To keep this from happening, my "best practice" is to go into the menu choice Debug/Exceptions as follows:

Then, you will get the following dialog. Make sure to check everything as show below:

Then, when you hit an exception while debugging, the debugger will stop on the offending line so you can figure out if you should be surrounding this with a try/catch, or whether it’s just an oversight you need to fix.
Good luck with this! It’s helped me a huge amount in finding bugs I would have likely found later and much more painfully.

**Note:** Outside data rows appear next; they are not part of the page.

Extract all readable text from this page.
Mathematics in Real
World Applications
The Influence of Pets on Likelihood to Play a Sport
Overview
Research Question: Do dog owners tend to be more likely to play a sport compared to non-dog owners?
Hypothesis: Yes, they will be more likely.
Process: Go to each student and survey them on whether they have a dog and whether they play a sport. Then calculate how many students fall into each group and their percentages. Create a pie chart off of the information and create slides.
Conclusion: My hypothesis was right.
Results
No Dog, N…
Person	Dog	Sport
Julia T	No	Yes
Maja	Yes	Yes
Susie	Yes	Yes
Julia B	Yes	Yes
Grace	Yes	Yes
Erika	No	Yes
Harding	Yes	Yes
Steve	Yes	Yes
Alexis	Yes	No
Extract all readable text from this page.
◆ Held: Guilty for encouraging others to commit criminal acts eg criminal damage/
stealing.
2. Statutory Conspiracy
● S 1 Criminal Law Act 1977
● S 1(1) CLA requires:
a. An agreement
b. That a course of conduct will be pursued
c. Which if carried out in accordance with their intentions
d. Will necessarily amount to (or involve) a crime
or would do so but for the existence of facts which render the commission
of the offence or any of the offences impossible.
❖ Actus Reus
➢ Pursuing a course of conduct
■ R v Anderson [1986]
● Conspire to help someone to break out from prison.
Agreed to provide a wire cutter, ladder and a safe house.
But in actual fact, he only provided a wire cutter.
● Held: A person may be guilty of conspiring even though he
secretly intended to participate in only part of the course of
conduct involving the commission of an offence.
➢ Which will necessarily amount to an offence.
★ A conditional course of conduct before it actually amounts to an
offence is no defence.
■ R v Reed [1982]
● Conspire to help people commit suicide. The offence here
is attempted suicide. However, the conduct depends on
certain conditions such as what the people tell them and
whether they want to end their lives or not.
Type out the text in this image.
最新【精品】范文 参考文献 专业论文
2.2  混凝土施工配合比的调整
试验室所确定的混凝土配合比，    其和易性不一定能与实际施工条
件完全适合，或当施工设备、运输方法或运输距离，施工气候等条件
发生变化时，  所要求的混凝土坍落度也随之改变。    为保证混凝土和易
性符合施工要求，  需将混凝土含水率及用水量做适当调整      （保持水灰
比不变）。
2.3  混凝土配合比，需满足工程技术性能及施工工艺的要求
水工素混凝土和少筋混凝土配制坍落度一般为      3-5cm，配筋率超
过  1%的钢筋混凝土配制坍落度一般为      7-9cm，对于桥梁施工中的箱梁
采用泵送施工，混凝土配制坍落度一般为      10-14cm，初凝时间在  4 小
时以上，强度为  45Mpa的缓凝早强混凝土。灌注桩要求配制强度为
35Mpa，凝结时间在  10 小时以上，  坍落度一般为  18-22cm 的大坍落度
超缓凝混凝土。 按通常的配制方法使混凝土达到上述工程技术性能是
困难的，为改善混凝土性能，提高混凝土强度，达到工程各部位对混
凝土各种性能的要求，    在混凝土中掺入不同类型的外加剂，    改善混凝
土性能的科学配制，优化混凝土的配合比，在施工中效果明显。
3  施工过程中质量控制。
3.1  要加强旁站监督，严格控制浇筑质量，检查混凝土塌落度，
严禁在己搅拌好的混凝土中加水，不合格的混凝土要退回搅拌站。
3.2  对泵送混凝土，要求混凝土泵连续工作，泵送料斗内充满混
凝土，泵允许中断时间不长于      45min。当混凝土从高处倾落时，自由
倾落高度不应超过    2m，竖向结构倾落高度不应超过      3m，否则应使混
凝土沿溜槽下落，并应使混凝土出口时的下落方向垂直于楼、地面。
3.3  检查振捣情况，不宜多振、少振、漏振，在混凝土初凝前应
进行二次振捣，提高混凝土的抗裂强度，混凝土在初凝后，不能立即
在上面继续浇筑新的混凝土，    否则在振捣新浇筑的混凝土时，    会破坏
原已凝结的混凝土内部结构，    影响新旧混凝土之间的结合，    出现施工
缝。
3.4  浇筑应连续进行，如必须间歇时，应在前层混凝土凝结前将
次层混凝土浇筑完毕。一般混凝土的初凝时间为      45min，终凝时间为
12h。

August 10th, 2007 at 9:22 am
I have wasted some time in the past on a similiar issue. Just like you said, I found out later and it was much more painful. I never knew about this option in Visual Studio. Thanks for sharing!!
September 24th, 2007 at 10:47 am
Your site is very helpful, and help me a lot. Thank you for such useful information.
October 5th, 2007 at 12:09 pm
There is also one more option in Visual Studio. If you have “Just My Code” option enabled, you will not see exceptions that are thrown in ASP.NET code and remains unhandled.
This is usually not important, but sometimesit causes problems. For instance, it is important to see such exceptions while troubleshooting “event validation” problems. See http://couldbedone.blogspot.com/2007/09/conditional-updatepanel-and-event.html
July 15th, 2008 at 8:28 am
Does anyone have the newest version of Visual Studio yet? I’ve heard great things about it.
August 7th, 2008 at 7:38 pm
Thanks. Somehow this option got turned off in my VS 2008 and it was really bugging me. Thank!
August 31st, 2008 at 2:14 pm
Hi,
I have the opposite problem: however I set “throw” and
“user unhadled” visual studio 2005 sp1 always stop the
debugger on a “throw ex” instruction in the catch
statement. In my app these exception was trapped by a
custom handler added with AddHandler (AddHandler
Application.ThreadException, New
System.Threading.ThreadExceptionEventHandler(AddressOf
AppExceptionHandler.ManageUnhandledException)).